The power of the church in society and its near stranglehold on brewing was broken in the 16th century by two key figures in European history. King Henry VIII of England and Martin Luther in Germany were contemporaries, living from 1491 to 1547 and 1483 to 1546 respectively. Henry dissolved the monasteries because he needed the monks’ wealth to fill his depleted coffers while Luther set in motion the Reformation that led to the rise of Protestantism. In both countries, trade replaced feudal land ownership as the way of life. As a result, commercial brewing developed rapidly and the monks shuffled off the pages of history.
Sticking to Tradition
But in the countries that remained faithful to the old religion, change was far slower. In Bavaria, for example, now the southernmost region of Germany, the world’s oldest brewery is in the former monastery of Weihenstephan (Holy Stephen), which was not secularized until 1842. In Munich the Paulaner brewery, acclaimed for its bock beer, also remained in church hands until the 19th century. Monks at the Benedictine monasteries of Andechs and Weltenburg still brew, though they have adopted modern lagering techniques.

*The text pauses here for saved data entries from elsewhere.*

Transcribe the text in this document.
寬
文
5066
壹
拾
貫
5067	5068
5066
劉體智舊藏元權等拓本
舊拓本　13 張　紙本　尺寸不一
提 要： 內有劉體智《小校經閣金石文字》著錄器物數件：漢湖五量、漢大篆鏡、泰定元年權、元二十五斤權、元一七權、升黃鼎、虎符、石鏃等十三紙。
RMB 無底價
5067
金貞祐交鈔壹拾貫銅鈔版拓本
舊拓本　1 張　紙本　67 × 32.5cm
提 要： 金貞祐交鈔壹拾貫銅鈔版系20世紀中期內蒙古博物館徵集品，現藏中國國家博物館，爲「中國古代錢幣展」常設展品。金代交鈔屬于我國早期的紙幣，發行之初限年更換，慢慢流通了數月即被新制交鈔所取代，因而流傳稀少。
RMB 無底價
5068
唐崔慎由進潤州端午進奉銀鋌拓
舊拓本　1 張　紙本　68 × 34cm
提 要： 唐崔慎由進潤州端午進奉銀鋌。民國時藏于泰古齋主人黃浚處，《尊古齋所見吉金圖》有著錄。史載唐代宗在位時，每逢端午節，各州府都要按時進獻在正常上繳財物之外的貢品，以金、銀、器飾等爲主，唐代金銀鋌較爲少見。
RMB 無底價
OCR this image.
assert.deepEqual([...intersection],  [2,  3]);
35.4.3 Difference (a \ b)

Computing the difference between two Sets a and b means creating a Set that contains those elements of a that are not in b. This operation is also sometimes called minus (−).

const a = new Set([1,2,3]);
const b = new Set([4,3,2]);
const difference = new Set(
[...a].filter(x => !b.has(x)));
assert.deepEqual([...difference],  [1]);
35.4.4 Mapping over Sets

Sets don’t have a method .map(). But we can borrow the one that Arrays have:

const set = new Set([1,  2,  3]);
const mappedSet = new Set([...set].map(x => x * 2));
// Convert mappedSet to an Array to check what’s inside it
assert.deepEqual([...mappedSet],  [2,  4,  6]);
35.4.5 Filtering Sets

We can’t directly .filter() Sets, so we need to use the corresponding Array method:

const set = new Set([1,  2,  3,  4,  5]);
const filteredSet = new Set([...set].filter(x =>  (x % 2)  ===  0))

It’s in Belgium that the ancient tradition of ale brewing by monks still survives. The abbey of Westmalle, a few miles north of Antwerp, is one of six Trappist monasteries in the country that still make beer. The monks find that their exquisite ales are talked about and sought after by a growing number of discriminating drinkers throughout the world. Westmalle is especially highly regarded, as the abbey has given names to its main products—Dubbel and Tripel—that have become recognized styles. The abbey’s double and triple are frequently copied but rarely if ever surpassed.
The abbey’s full name is Our Beloved Lady of the Sacred Heart. An arrow-straight, narrow road from the village of Westmalle leads to the buildings half-hidden by tall elm trees that act as sentinels against the outside world. Away from the roar of traffic on the Antwerp-Turnhout road, you are struck by the silence and solemnity of the majestic abbey and its grounds. The only sound is birdsong. The word “stilte” (silence) appears on many doors—visitors are greeted by the monks with warm smiles and a finger to the lips.
Westmalle is, fundamentally, a place of worship and contemplation. The monks follow the simple edict of St. Benedict: ora et labora—pray and work. A few words are spoken to visitors but silence is the rule. It was a strange experience to eat both supper and breakfast without exchanging a word with my fellow diners. The atmosphere is quickly absorbed and I found myself tiptoeing down corridors and closing doors as though they were made of fragile glass.
One aspect of the abbey was familiar to me: the delicious aroma of toasted grain and yeast that told me beer was being made. At the rear of the abbey, the brewery stands in sharp contrast to the rest of the buildings. The characteristic symmetry and curves indicate that the brewery was designed and built in the 1930s in the Art Deco style of the time.